Polygon, the layer-2 scaling network, rolled out a major upgrade on Tuesday, incorporating Ethereum’s London hard fork. With EIP 1599 now on its mainnet, the Polygon upgrade will now limit the supply of MATIC and make the tokens potentially more valuable.

Polygon upgrade EIP 1559 happened at block 23,850,000 just before 11 a.m. Hong Kong time. The purpose of the upgrade is to replace the current gas fee calculation mechanism to make it easier for users to estimate transaction fees while burning MATIC tokens. First tested on the Mumbai testnet in December, the Polygon upgrade also now  offers “better fee visibility,” according to the Polygon team

Tuesday’s update went smoothly, according to all accounts, and some suggest that this may lead to a boom in the price of MATIC, independently on Ethereum. 

EIP-1559 replaces the first-price auction, in which the highest bidder wins, with a base fee for transactions. Users can also pay a priority fee to miners to speed up processing of their transactions. 

“The key difference here is that the ‘base fee’ is burned rather than paid to miners,” Marcus Sotiriou, analyst at digital asset broker GlobalBlock, told Forkast. “This means that over time there will be less supply in circulation, hence making the MATIC token more deflationary.” 

While the purpose of the Ethereum and Polygon upgrades is the same, there are differences in how they burn tokens. On Ethereum, the Ether token burn happens block by block, but for Polygon, MATIC tokens are first burnt on Polygon and then completed on Ethereum, Matthew Rossi, director of product management at Polygon told Forkast in an email.

“The update will have an immediate and noticeable effect on all of Polygon’s core stakeholders, i.e., MATIC owners as well as the ecosystems’ validators and delegators, dApp devs and users,” Rossi said. “Developers will benefit from the overhaul by having their Ethereum-related operations face minimal operational and tooling issues. At the same time, validators and delegators can reap the advantages of the upgrade’s aforementioned deflationary pressure — since all of their incentives are denominated in MATIC anyway.”

Polygon’s MATIC is the 14th largest crypto by market cap with its founders originating from India. Polygon has gained superstar status as the gateway to Ethereum when the latter was struggling with high network congestion and gas fees. 

MATIC has a fixed supply of 10 billion tokens, with 6.8 billion currently in circulation. According to Polygon’s estimates, a total of around 0.27% of the total MATIC supply will be burned annually. Limiting the supply of MATIC would, therefore, make it deflationary, meaning that it will likely become more valuable over time. 

While the upgrade does not lower transaction fees, which fluctuate with demand and supply, it allows users to estimate costs more accurately and hence reduces the number of users overpaying, Sotiriou said. 
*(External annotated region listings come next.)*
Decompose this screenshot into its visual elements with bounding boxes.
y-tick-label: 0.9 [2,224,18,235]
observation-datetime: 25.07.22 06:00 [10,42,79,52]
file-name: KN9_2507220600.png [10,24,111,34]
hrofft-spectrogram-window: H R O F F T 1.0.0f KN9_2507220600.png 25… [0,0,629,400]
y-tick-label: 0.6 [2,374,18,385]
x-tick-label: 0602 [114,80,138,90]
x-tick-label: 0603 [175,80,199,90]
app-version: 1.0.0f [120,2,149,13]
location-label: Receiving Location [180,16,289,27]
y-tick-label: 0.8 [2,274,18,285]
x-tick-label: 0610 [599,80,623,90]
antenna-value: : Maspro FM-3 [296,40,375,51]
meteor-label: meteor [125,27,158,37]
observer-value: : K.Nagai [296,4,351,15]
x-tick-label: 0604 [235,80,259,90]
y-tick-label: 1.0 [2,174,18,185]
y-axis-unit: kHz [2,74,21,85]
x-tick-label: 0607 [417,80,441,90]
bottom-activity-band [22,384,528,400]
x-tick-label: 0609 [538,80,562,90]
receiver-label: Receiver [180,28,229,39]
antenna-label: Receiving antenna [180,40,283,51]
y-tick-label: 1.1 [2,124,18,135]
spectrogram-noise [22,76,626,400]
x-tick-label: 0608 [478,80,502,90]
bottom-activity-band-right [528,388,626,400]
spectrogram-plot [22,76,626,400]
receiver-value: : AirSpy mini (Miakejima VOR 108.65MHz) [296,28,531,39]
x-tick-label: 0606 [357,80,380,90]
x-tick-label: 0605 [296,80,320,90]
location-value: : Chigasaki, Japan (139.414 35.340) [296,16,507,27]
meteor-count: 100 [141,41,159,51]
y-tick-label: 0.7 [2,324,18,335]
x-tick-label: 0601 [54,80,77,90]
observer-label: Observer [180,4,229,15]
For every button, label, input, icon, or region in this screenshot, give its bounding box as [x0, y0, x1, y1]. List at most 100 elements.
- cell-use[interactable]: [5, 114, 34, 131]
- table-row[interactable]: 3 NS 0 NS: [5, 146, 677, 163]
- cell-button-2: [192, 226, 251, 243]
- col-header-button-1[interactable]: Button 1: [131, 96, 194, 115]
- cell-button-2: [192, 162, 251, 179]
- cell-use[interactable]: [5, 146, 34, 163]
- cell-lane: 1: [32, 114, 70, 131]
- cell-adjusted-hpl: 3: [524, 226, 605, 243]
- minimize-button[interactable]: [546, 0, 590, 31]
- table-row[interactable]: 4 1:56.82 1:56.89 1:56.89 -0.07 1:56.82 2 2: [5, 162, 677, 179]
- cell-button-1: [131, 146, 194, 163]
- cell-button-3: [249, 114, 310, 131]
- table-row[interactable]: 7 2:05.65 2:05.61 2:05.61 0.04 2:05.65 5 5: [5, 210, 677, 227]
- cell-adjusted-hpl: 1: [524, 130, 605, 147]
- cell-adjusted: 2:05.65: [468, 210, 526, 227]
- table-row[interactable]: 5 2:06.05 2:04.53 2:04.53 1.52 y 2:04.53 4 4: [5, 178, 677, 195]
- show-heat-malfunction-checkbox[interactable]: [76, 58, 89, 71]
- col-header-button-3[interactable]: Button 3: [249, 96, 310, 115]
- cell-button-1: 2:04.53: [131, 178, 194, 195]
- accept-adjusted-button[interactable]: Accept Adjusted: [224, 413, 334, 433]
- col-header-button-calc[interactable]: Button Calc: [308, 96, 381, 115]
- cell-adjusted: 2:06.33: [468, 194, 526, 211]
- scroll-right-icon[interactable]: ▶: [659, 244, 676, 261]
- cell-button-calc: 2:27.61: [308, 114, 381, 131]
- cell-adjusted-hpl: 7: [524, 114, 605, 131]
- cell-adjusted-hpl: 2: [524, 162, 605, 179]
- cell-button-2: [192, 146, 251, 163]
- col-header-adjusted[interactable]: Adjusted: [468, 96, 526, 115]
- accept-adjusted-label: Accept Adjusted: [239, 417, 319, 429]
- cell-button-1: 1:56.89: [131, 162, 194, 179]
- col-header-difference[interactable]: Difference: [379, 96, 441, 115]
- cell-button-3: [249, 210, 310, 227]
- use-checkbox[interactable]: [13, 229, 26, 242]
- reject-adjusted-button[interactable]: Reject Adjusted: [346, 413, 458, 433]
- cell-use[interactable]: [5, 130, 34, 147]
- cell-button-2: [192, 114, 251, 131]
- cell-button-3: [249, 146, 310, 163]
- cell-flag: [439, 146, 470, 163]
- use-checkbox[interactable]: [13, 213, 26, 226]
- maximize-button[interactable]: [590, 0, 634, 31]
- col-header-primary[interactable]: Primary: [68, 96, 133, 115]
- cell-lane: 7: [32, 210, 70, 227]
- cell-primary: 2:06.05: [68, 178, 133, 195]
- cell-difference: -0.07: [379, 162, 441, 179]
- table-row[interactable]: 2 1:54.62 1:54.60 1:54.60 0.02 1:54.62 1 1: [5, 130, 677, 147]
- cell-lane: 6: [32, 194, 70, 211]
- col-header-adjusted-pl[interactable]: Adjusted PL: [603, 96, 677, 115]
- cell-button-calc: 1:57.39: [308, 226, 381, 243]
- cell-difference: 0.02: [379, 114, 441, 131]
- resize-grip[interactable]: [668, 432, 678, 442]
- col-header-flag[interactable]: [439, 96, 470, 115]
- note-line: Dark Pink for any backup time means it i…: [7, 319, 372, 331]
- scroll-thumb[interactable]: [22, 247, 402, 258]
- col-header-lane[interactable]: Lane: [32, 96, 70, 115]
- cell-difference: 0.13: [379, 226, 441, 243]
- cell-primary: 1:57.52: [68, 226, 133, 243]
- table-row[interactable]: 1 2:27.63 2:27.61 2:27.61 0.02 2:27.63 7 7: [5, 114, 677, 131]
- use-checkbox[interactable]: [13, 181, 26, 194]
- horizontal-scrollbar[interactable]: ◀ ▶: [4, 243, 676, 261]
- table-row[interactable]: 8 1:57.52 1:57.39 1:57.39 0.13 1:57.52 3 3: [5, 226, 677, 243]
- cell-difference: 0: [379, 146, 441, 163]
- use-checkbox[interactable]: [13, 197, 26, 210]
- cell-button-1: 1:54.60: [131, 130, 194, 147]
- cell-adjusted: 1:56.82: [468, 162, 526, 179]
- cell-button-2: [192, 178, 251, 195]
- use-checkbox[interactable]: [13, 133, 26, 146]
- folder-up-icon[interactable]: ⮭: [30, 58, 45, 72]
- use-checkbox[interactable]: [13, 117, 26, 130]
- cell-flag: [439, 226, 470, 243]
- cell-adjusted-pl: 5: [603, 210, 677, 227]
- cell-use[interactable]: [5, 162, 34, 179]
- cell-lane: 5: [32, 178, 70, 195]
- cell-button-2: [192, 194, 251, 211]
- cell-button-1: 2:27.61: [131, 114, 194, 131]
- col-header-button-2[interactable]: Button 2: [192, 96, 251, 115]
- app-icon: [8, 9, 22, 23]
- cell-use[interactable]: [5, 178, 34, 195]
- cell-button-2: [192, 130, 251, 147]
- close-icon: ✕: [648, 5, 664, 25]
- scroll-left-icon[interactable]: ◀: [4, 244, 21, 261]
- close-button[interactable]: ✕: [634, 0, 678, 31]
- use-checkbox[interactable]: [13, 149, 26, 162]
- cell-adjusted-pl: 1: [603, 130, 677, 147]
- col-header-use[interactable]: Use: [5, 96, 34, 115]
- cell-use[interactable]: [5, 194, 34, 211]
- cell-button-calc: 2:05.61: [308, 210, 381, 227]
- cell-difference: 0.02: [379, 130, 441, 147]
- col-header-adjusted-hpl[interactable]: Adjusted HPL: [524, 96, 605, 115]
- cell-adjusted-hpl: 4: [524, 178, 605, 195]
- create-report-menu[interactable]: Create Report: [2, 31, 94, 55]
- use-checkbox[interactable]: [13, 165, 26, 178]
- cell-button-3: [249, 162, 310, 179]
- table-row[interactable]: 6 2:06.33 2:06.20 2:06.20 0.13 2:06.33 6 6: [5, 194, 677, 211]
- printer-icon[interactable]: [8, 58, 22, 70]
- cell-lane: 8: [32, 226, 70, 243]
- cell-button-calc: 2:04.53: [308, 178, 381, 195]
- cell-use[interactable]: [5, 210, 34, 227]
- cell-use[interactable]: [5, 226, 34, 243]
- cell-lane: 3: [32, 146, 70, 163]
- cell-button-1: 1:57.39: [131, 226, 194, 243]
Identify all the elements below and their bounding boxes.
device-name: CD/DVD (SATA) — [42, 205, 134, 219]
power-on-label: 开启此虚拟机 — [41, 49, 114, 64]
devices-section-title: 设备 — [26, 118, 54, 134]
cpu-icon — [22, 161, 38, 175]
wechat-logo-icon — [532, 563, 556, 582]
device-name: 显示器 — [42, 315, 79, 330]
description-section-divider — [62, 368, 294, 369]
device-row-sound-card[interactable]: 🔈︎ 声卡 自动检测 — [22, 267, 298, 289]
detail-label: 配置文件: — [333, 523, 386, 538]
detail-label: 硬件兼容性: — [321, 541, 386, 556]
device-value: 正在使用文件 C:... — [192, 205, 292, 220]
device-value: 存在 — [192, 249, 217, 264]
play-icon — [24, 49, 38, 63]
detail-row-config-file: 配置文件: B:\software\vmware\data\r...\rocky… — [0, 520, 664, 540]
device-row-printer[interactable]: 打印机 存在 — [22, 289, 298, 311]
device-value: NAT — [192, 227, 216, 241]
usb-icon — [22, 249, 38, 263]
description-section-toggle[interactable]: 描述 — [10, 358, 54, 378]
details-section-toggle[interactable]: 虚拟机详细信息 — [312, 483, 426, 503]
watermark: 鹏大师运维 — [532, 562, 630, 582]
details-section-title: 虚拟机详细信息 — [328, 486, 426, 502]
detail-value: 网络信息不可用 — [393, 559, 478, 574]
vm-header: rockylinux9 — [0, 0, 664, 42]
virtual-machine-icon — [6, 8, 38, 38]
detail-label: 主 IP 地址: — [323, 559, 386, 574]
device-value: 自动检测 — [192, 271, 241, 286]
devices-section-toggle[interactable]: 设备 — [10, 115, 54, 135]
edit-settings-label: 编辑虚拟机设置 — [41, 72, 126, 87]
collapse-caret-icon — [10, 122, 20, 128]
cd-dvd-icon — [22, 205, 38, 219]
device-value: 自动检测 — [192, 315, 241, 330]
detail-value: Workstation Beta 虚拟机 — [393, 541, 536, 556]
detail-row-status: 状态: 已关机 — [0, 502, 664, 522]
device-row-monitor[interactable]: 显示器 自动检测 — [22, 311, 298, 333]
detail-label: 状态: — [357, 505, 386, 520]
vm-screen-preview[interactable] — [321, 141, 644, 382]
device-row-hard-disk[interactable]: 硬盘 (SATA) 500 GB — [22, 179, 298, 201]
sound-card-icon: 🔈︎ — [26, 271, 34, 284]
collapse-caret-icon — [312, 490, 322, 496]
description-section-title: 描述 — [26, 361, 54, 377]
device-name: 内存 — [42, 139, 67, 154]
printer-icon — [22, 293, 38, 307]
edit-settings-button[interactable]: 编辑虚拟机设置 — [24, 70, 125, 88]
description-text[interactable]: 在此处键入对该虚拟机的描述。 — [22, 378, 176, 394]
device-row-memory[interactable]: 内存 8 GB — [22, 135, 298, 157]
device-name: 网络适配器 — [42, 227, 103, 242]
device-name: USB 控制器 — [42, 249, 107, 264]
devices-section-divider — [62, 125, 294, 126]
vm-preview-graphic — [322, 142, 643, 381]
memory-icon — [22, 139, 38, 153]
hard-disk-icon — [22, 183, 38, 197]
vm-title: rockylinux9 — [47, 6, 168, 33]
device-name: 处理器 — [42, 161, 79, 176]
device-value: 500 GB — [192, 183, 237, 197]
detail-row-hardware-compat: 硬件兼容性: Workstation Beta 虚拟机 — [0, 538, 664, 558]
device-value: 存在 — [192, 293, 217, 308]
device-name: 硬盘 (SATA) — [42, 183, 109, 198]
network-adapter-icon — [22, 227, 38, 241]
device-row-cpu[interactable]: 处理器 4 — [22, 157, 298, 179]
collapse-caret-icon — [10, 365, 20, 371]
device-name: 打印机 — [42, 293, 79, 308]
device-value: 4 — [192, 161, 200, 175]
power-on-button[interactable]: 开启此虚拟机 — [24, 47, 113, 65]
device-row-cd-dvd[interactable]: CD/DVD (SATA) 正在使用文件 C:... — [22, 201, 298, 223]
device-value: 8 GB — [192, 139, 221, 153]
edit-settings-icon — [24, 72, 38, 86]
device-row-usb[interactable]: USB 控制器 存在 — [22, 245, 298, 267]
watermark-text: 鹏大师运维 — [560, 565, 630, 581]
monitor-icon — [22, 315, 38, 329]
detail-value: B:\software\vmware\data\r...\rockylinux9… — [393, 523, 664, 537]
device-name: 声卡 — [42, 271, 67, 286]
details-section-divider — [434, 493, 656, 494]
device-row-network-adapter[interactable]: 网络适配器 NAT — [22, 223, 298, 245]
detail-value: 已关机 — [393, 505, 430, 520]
As a layer-2 scaling solution for Ethereum, Polygon usually offers lower transaction fees than Ethereum. But it has also struggled to keep transaction fees in check as it skyrocketed due to increased demand earlier this month, according to data from Dune Analytics

Shivam Thakral, CEO of Indian crypto exchange BuyUcoin, told Forkast that the upgrade will “result in fewer spam transactions and less network congestion as currently the base fees increase automatically once the block is filled up.”

Following the trial of the upgrade in December, the price of MATIC had soared by nearly 30%, although it has now retraced those gains, mirroring the larger downtrend in crypto prices. “I expect MATIC to rise to new all-time highs soon and I would not be surprised if it rallied by over 30% in the coming weeks,” Sotiriou said. 

However, Tony Sycamore, City Index’s senior market analyst for APAC, believes that it could take nearly six months for the upgrade to affect MATIC prices. 

The current slump in MATIC prices “suggests greater macro forces are driving prices at this point of time, including interest rate hikes and reduced central bank liquidity,” Sycamore told Forkast. “Additionally, as the upgrade has been well-flagged, I think the price movement in the short term will be limited.”

In the long term, the upgrade will likely help drive MATIC prices higher as the benefits from the change start to materialize, Sycamore said.

At publishing time, MATIC prices — down 30.3% since its all-time high of US$2.92 on Dec. 27 — tumbled another 6.1% in the last 24 hours, to US$2.03, according to CoinGecko data

But for developers and the larger Polygon ecosystem, the lower fees associated with the upgrade are still coming as good news. 

“Projects built on Ethereum may be more inclined to shift over to MATIC with this upgrade,” Sotiriou said.